Wade Presents Many Works, is Interviewed, and is Quoted

Professor Cheryl L. Wade presented her book chapter, Race and the American Corporation: The Rhetoric of Anti-Racism and Diversity in the Twenty-First Century, at a workshop on The Role of Corporations in Social Movements sponsored by The University of Iowa & The Journal of Corporate Law. The chapter will be published in 2022 in The Oxford Handbook of Race and Law in the United States (Oxford University).

She presented another book chapter, Perspectives in Corporate Law (coauthored with Martha Fineman & Anne Choike) at Emory Law School’s workshop on Vulnerability Theory, The Employment Relationship, and The State. This chapter will be published in 2022 in Feminist Judgments: Corporate Law Rewritten (Cambridge University Press). Professor Wade also completed and presented a second chapter that will be published in Feminist Judgments: Corporate Law Rewritten—Commentary on Walkovsky v. Carlton (coauthored with Janis Sarra)—at the Feminist Judgment Series Corporate Law Workshop.

Professor Wade presented her book, Predatory Lending and the Destruction of the African-American Dream (coauthored with Janis Sarra) as the keynote speaker for the Law School Admissions Council. She also presented sections of her book at: two faculty workshops at New York Law School and the University of Arkansas Little Rock Bowen School of Law; three academic conferences sponsored by The University of Houston Law Center, The Berkeley Consumer Advocacy and Protection Society, and the National Association of Consumer Advocates; and for the Faculty of Law, McGill University.

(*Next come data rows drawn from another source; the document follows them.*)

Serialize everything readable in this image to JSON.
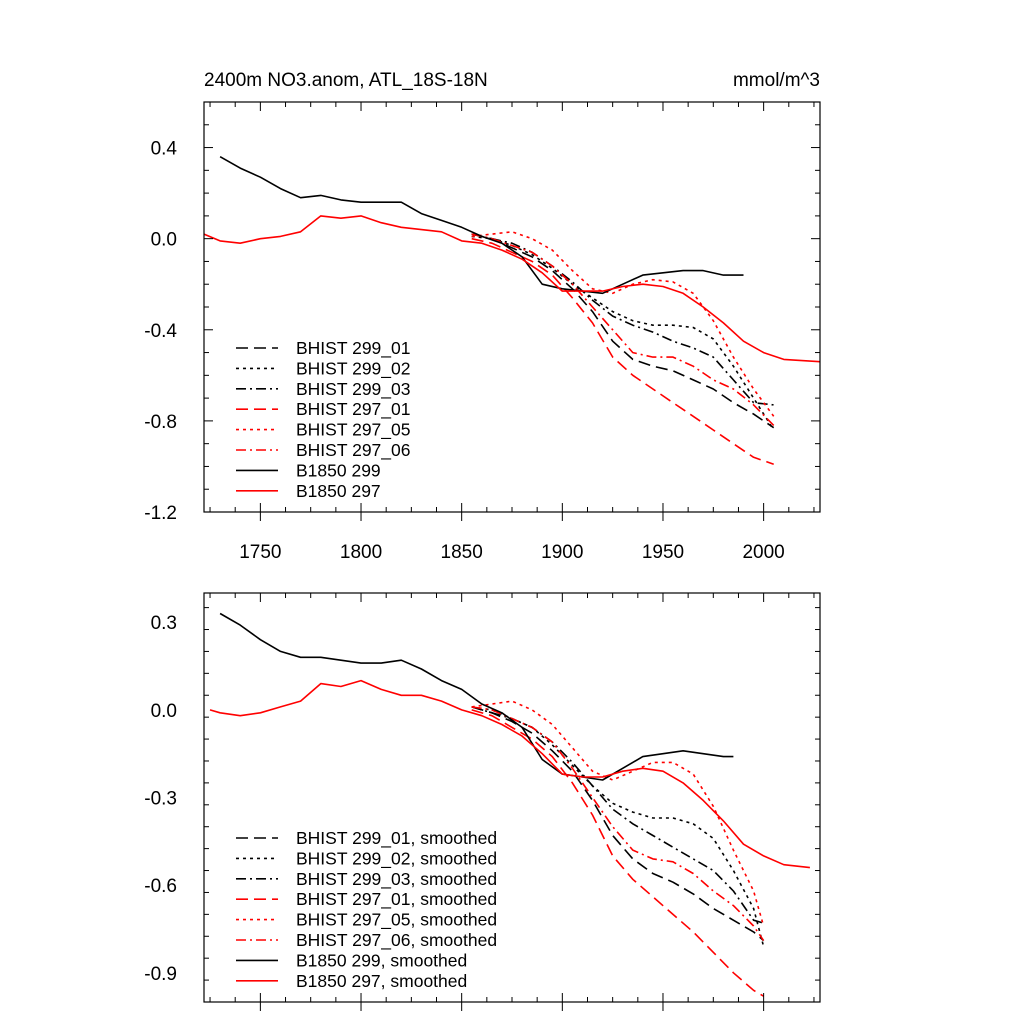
{
  "chart_data": [
    {
      "type": "line",
      "title": "2400m NO3.anom, ATL_18S-18N",
      "units": "mmol/m^3",
      "ylim": [
        -1.2,
        0.6
      ],
      "xlim": [
        1722,
        2028
      ],
      "yticks": [
        0.4,
        0.0,
        -0.4,
        -0.8,
        -1.2
      ],
      "ytick_labels": [
        "0.4",
        "0.0",
        "-0.4",
        "-0.8",
        "-1.2"
      ],
      "xticks": [
        1750,
        1800,
        1850,
        1900,
        1950,
        2000
      ],
      "xtick_labels": [
        "1750",
        "1800",
        "1850",
        "1900",
        "1950",
        "2000"
      ],
      "legend_position": "bottom-left",
      "grid": false,
      "series": [
        {
          "name": "BHIST 299_01",
          "color": "#000000",
          "dash": "dash",
          "x": [
            1855,
            1865,
            1875,
            1885,
            1895,
            1905,
            1915,
            1925,
            1935,
            1945,
            1955,
            1965,
            1975,
            1985,
            1995,
            2005
          ],
          "y": [
            0.02,
            0.0,
            -0.04,
            -0.08,
            -0.14,
            -0.22,
            -0.32,
            -0.45,
            -0.53,
            -0.56,
            -0.58,
            -0.62,
            -0.66,
            -0.72,
            -0.77,
            -0.83
          ]
        },
        {
          "name": "BHIST 299_02",
          "color": "#000000",
          "dash": "dot",
          "x": [
            1855,
            1865,
            1875,
            1885,
            1895,
            1905,
            1915,
            1925,
            1935,
            1945,
            1955,
            1965,
            1975,
            1985,
            1995,
            2005
          ],
          "y": [
            0.01,
            0.0,
            -0.03,
            -0.07,
            -0.13,
            -0.2,
            -0.26,
            -0.32,
            -0.36,
            -0.38,
            -0.38,
            -0.39,
            -0.44,
            -0.56,
            -0.7,
            -0.84
          ]
        },
        {
          "name": "BHIST 299_03",
          "color": "#000000",
          "dash": "dashdot",
          "x": [
            1855,
            1865,
            1875,
            1885,
            1895,
            1905,
            1915,
            1925,
            1935,
            1945,
            1955,
            1965,
            1975,
            1985,
            1995,
            2005
          ],
          "y": [
            0.02,
            0.0,
            -0.02,
            -0.06,
            -0.12,
            -0.19,
            -0.27,
            -0.34,
            -0.38,
            -0.41,
            -0.45,
            -0.48,
            -0.52,
            -0.62,
            -0.72,
            -0.73
          ]
        },
        {
          "name": "BHIST 297_01",
          "color": "#ff0000",
          "dash": "dash",
          "x": [
            1855,
            1865,
            1875,
            1885,
            1895,
            1905,
            1915,
            1925,
            1935,
            1945,
            1955,
            1965,
            1975,
            1985,
            1995,
            2005
          ],
          "y": [
            0.0,
            -0.02,
            -0.06,
            -0.1,
            -0.16,
            -0.26,
            -0.37,
            -0.52,
            -0.6,
            -0.66,
            -0.72,
            -0.78,
            -0.84,
            -0.9,
            -0.96,
            -0.99
          ]
        },
        {
          "name": "BHIST 297_05",
          "color": "#ff0000",
          "dash": "dot",
          "x": [
            1855,
            1865,
            1875,
            1885,
            1895,
            1905,
            1915,
            1925,
            1935,
            1945,
            1955,
            1965,
            1975,
            1985,
            1995,
            2005
          ],
          "y": [
            0.01,
            0.02,
            0.03,
            0.0,
            -0.05,
            -0.14,
            -0.22,
            -0.24,
            -0.2,
            -0.18,
            -0.19,
            -0.24,
            -0.36,
            -0.52,
            -0.66,
            -0.78
          ]
        },
        {
          "name": "BHIST 297_06",
          "color": "#ff0000",
          "dash": "dashdot",
          "x": [
            1855,
            1865,
            1875,
            1885,
            1895,
            1905,
            1915,
            1925,
            1935,
            1945,
            1955,
            1965,
            1975,
            1985,
            1995,
            2005
          ],
          "y": [
            0.02,
            0.0,
            -0.03,
            -0.06,
            -0.12,
            -0.2,
            -0.3,
            -0.4,
            -0.5,
            -0.52,
            -0.52,
            -0.56,
            -0.62,
            -0.66,
            -0.73,
            -0.82
          ]
        },
        {
          "name": "B1850 299",
          "color": "#000000",
          "dash": "solid",
          "x": [
            1730,
            1740,
            1750,
            1760,
            1770,
            1780,
            1790,
            1800,
            1810,
            1820,
            1830,
            1840,
            1850,
            1860,
            1870,
            1880,
            1890,
            1900,
            1910,
            1920,
            1930,
            1940,
            1950,
            1960,
            1970,
            1980,
            1990
          ],
          "y": [
            0.36,
            0.31,
            0.27,
            0.22,
            0.18,
            0.19,
            0.17,
            0.16,
            0.16,
            0.16,
            0.11,
            0.08,
            0.05,
            0.01,
            -0.02,
            -0.08,
            -0.2,
            -0.22,
            -0.23,
            -0.24,
            -0.2,
            -0.16,
            -0.15,
            -0.14,
            -0.14,
            -0.16,
            -0.16
          ]
        },
        {
          "name": "B1850 297",
          "color": "#ff0000",
          "dash": "solid",
          "x": [
            1722,
            1730,
            1740,
            1750,
            1760,
            1770,
            1780,
            1790,
            1800,
            1810,
            1820,
            1830,
            1840,
            1850,
            1860,
            1870,
            1880,
            1890,
            1900,
            1910,
            1920,
            1930,
            1940,
            1950,
            1960,
            1970,
            1980,
            1990,
            2000,
            2010,
            2028
          ],
          "y": [
            0.02,
            -0.01,
            -0.02,
            0.0,
            0.01,
            0.03,
            0.1,
            0.09,
            0.1,
            0.07,
            0.05,
            0.04,
            0.03,
            -0.01,
            -0.02,
            -0.05,
            -0.09,
            -0.15,
            -0.23,
            -0.23,
            -0.23,
            -0.21,
            -0.2,
            -0.21,
            -0.24,
            -0.3,
            -0.37,
            -0.45,
            -0.5,
            -0.53,
            -0.54
          ]
        }
      ]
    },
    {
      "type": "line",
      "title": "",
      "units": "",
      "ylim": [
        -1.0,
        0.4
      ],
      "xlim": [
        1722,
        2028
      ],
      "yticks": [
        0.3,
        0.0,
        -0.3,
        -0.6,
        -0.9
      ],
      "ytick_labels": [
        "0.3",
        "0.0",
        "-0.3",
        "-0.6",
        "-0.9"
      ],
      "xticks": [
        1750,
        1800,
        1850,
        1900,
        1950,
        2000
      ],
      "xtick_labels": [],
      "legend_position": "bottom-left",
      "grid": false,
      "series": [
        {
          "name": "BHIST 299_01, smoothed",
          "color": "#000000",
          "dash": "dash",
          "x": [
            1855,
            1865,
            1875,
            1885,
            1895,
            1905,
            1915,
            1925,
            1935,
            1945,
            1955,
            1965,
            1975,
            1985,
            1995,
            2000
          ],
          "y": [
            0.01,
            -0.01,
            -0.04,
            -0.08,
            -0.14,
            -0.21,
            -0.31,
            -0.43,
            -0.51,
            -0.56,
            -0.59,
            -0.63,
            -0.68,
            -0.72,
            -0.76,
            -0.79
          ]
        },
        {
          "name": "BHIST 299_02, smoothed",
          "color": "#000000",
          "dash": "dot",
          "x": [
            1855,
            1865,
            1875,
            1885,
            1895,
            1905,
            1915,
            1925,
            1935,
            1945,
            1955,
            1965,
            1975,
            1985,
            1995,
            2000
          ],
          "y": [
            0.01,
            0.0,
            -0.03,
            -0.06,
            -0.12,
            -0.19,
            -0.26,
            -0.32,
            -0.35,
            -0.37,
            -0.37,
            -0.39,
            -0.44,
            -0.55,
            -0.68,
            -0.81
          ]
        },
        {
          "name": "BHIST 299_03, smoothed",
          "color": "#000000",
          "dash": "dashdot",
          "x": [
            1855,
            1865,
            1875,
            1885,
            1895,
            1905,
            1915,
            1925,
            1935,
            1945,
            1955,
            1965,
            1975,
            1985,
            1995,
            2000
          ],
          "y": [
            0.01,
            -0.01,
            -0.03,
            -0.06,
            -0.11,
            -0.18,
            -0.26,
            -0.34,
            -0.39,
            -0.43,
            -0.47,
            -0.51,
            -0.55,
            -0.62,
            -0.72,
            -0.73
          ]
        },
        {
          "name": "BHIST 297_01, smoothed",
          "color": "#ff0000",
          "dash": "dash",
          "x": [
            1855,
            1865,
            1875,
            1885,
            1895,
            1905,
            1915,
            1925,
            1935,
            1945,
            1955,
            1965,
            1975,
            1985,
            1995,
            2000
          ],
          "y": [
            0.0,
            -0.02,
            -0.06,
            -0.1,
            -0.16,
            -0.25,
            -0.36,
            -0.5,
            -0.58,
            -0.64,
            -0.7,
            -0.76,
            -0.83,
            -0.9,
            -0.96,
            -0.98
          ]
        },
        {
          "name": "BHIST 297_05, smoothed",
          "color": "#ff0000",
          "dash": "dot",
          "x": [
            1855,
            1865,
            1875,
            1885,
            1895,
            1905,
            1915,
            1925,
            1935,
            1945,
            1955,
            1965,
            1975,
            1985,
            1995,
            2000
          ],
          "y": [
            0.01,
            0.02,
            0.03,
            0.0,
            -0.05,
            -0.13,
            -0.21,
            -0.24,
            -0.21,
            -0.18,
            -0.18,
            -0.22,
            -0.33,
            -0.48,
            -0.62,
            -0.74
          ]
        },
        {
          "name": "BHIST 297_06, smoothed",
          "color": "#ff0000",
          "dash": "dashdot",
          "x": [
            1855,
            1865,
            1875,
            1885,
            1895,
            1905,
            1915,
            1925,
            1935,
            1945,
            1955,
            1965,
            1975,
            1985,
            1995,
            2000
          ],
          "y": [
            0.01,
            0.0,
            -0.03,
            -0.06,
            -0.11,
            -0.2,
            -0.3,
            -0.4,
            -0.48,
            -0.51,
            -0.52,
            -0.56,
            -0.62,
            -0.67,
            -0.74,
            -0.79
          ]
        },
        {
          "name": "B1850 299, smoothed",
          "color": "#000000",
          "dash": "solid",
          "x": [
            1730,
            1740,
            1750,
            1760,
            1770,
            1780,
            1790,
            1800,
            1810,
            1820,
            1830,
            1840,
            1850,
            1860,
            1870,
            1880,
            1890,
            1900,
            1910,
            1920,
            1930,
            1940,
            1950,
            1960,
            1970,
            1980,
            1985
          ],
          "y": [
            0.33,
            0.29,
            0.24,
            0.2,
            0.18,
            0.18,
            0.17,
            0.16,
            0.16,
            0.17,
            0.14,
            0.1,
            0.07,
            0.02,
            -0.01,
            -0.06,
            -0.17,
            -0.22,
            -0.23,
            -0.24,
            -0.2,
            -0.16,
            -0.15,
            -0.14,
            -0.15,
            -0.16,
            -0.16
          ]
        },
        {
          "name": "B1850 297, smoothed",
          "color": "#ff0000",
          "dash": "solid",
          "x": [
            1725,
            1730,
            1740,
            1750,
            1760,
            1770,
            1780,
            1790,
            1800,
            1810,
            1820,
            1830,
            1840,
            1850,
            1860,
            1870,
            1880,
            1890,
            1900,
            1910,
            1920,
            1930,
            1940,
            1950,
            1960,
            1970,
            1980,
            1990,
            2000,
            2010,
            2023
          ],
          "y": [
            0.0,
            -0.01,
            -0.02,
            -0.01,
            0.01,
            0.03,
            0.09,
            0.08,
            0.1,
            0.07,
            0.05,
            0.05,
            0.03,
            0.0,
            -0.02,
            -0.05,
            -0.09,
            -0.15,
            -0.22,
            -0.23,
            -0.23,
            -0.21,
            -0.2,
            -0.21,
            -0.25,
            -0.31,
            -0.38,
            -0.46,
            -0.5,
            -0.53,
            -0.54
          ]
        }
      ]
    }
  ]
}
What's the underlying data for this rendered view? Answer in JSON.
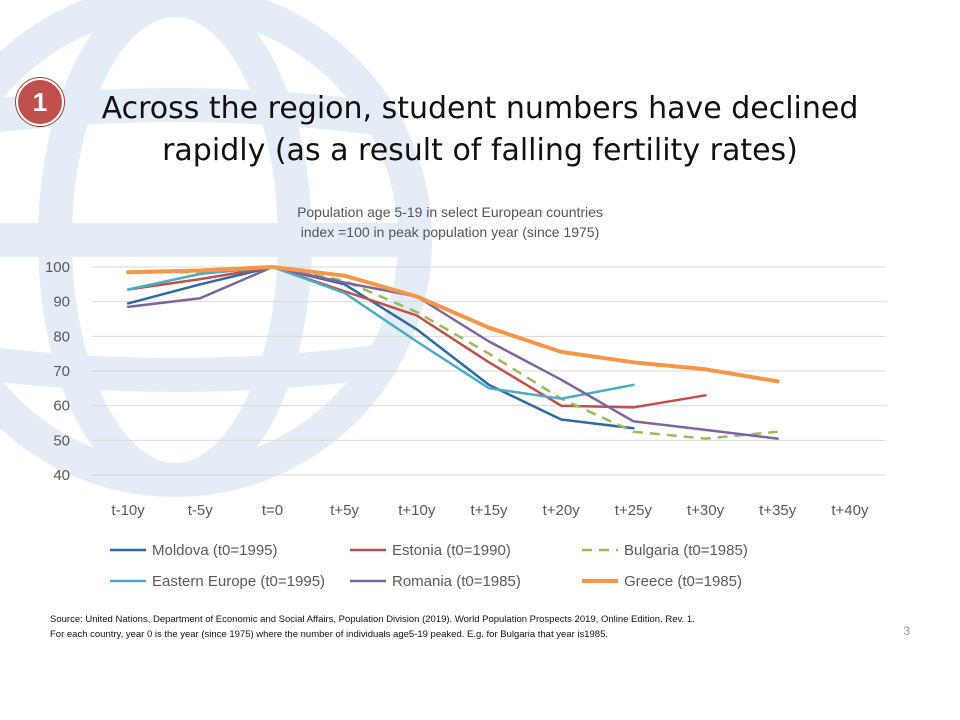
{
  "slide": {
    "badge": "1",
    "title_line1": "Across the region, student numbers have declined",
    "title_line2": "rapidly (as a result of falling fertility rates)",
    "source_line1": "Source: United Nations, Department of Economic and Social Affairs, Population Division (2019). World Population Prospects 2019, Online Edition. Rev. 1.",
    "source_line2": "For each country,  year 0 is the year (since 1975) where the number of individuals age5-19 peaked.  E.g. for Bulgaria that year is1985.",
    "page_number": "3"
  },
  "chart_data": {
    "type": "line",
    "title_line1": "Population age 5-19 in select European countries",
    "title_line2": "index =100 in peak population year (since 1975)",
    "xlabel": "",
    "ylabel": "",
    "categories": [
      "t-10y",
      "t-5y",
      "t=0",
      "t+5y",
      "t+10y",
      "t+15y",
      "t+20y",
      "t+25y",
      "t+30y",
      "t+35y",
      "t+40y"
    ],
    "ylim": [
      40,
      100
    ],
    "yticks": [
      40,
      50,
      60,
      70,
      80,
      90,
      100
    ],
    "grid": true,
    "legend_position": "bottom",
    "series": [
      {
        "name": "Moldova (t0=1995)",
        "color": "#2e6aa3",
        "dash": false,
        "width": 2.5,
        "values": [
          89.5,
          95,
          100,
          95,
          82,
          66,
          56,
          53.5,
          null,
          null,
          null
        ]
      },
      {
        "name": "Estonia (t0=1990)",
        "color": "#c0504d",
        "dash": false,
        "width": 2.5,
        "values": [
          93.5,
          96.5,
          100,
          93,
          86,
          72.5,
          60,
          59.5,
          63,
          null,
          null
        ]
      },
      {
        "name": "Bulgaria (t0=1985)",
        "color": "#9bbb59",
        "dash": true,
        "width": 2.5,
        "values": [
          98.5,
          98.5,
          100,
          96,
          87,
          75,
          62,
          52.5,
          50.5,
          52.5,
          null
        ]
      },
      {
        "name": "Eastern Europe (t0=1995)",
        "color": "#4bacc6",
        "dash": false,
        "width": 2.5,
        "values": [
          93.5,
          98,
          100,
          92.5,
          78.5,
          65,
          62,
          66,
          null,
          null,
          null
        ]
      },
      {
        "name": "Romania (t0=1985)",
        "color": "#8064a2",
        "dash": false,
        "width": 2.5,
        "values": [
          88.5,
          91,
          100,
          95.5,
          91.5,
          78.5,
          67.5,
          55.5,
          53,
          50.5,
          null
        ]
      },
      {
        "name": "Greece (t0=1985)",
        "color": "#f79646",
        "dash": false,
        "width": 4,
        "values": [
          98.5,
          99,
          100,
          97.5,
          91.5,
          82.5,
          75.5,
          72.5,
          70.5,
          67,
          null
        ]
      }
    ]
  }
}
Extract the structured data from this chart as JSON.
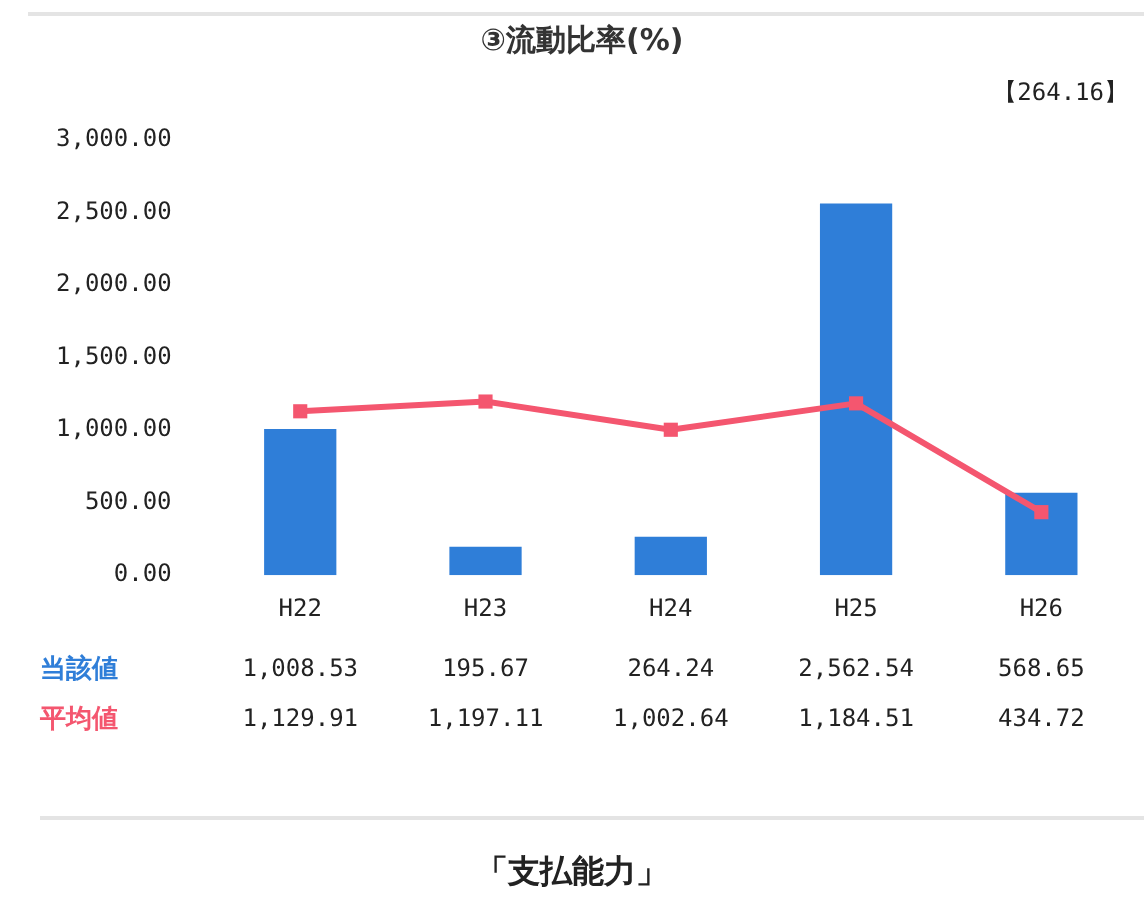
{
  "chart_data": {
    "type": "bar",
    "title": "③流動比率(%)",
    "categories": [
      "H22",
      "H23",
      "H24",
      "H25",
      "H26"
    ],
    "series": [
      {
        "name": "当該値",
        "color": "#2f7ed8",
        "values": [
          1008.53,
          195.67,
          264.24,
          2562.54,
          568.65
        ],
        "value_labels": [
          "1,008.53",
          "195.67",
          "264.24",
          "2,562.54",
          "568.65"
        ]
      },
      {
        "name": "平均値",
        "type": "line",
        "color": "#f4566f",
        "values": [
          1129.91,
          1197.11,
          1002.64,
          1184.51,
          434.72
        ],
        "value_labels": [
          "1,129.91",
          "1,197.11",
          "1,002.64",
          "1,184.51",
          "434.72"
        ]
      }
    ],
    "ylim": [
      0,
      3000
    ],
    "yticks": [
      {
        "value": 0,
        "label": "0.00"
      },
      {
        "value": 500,
        "label": "500.00"
      },
      {
        "value": 1000,
        "label": "1,000.00"
      },
      {
        "value": 1500,
        "label": "1,500.00"
      },
      {
        "value": 2000,
        "label": "2,000.00"
      },
      {
        "value": 2500,
        "label": "2,500.00"
      },
      {
        "value": 3000,
        "label": "3,000.00"
      }
    ],
    "marker": "square",
    "grid": false,
    "legend": false,
    "annotations": [
      "【264.16】",
      "「支払能力」"
    ]
  }
}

Professor Wade’s book was also featured at an Author Meets Reader Session at the Law & Society Annual Meeting. She discussed her book on Ingrid’s World, a television program produced by Fairfax Public Access. You can see the interview here.

In addition, Professor Wade was a speaker at a launch for a book on climate change, From Ideas to Action: Governance Paths to Net Zero, written by Janis Sarra, for the Faculty of Law, University of British Columbia. She discussed the impact of the climate crisis on communities of color in the U.S. As part of this project, Professor Wade helped to produce and participated in a climate preservation video entitled “Time for Hope: A Song for our Planet in the Face of Climate Crisis” that included several St. John’s Law alumni.

Professor Wade’s law review article, Transforming Discriminatory Corporate Cultures: This Is Not Just Women’s Work, was quoted by a dissenting judge on the State of New York Court of Appeals in Margaret Doe v. Bloomberg, L.P.; Michael Bloomberg (February 11, 2021, No. 8, pages 26-27).  

Finally, Professor Wade has posted several blogs in recent months: Black (Economic) Lives Matter: Confronting Systemic Racism and Exploitation (with Janis Sarra) at Cambridge Reflections; Protesting Racism: Was it a Moment or a Movement? And What Does This Have to Do with Corporate Compliance (Blogpost) for the Program on Corporate Compliance and Enforcement at New York University School of Law; Count the Black Lawyers (Blogpost); Systemic Racism in the Home Mortgage Context: We Don’t Have Time to Notice (Blogpost).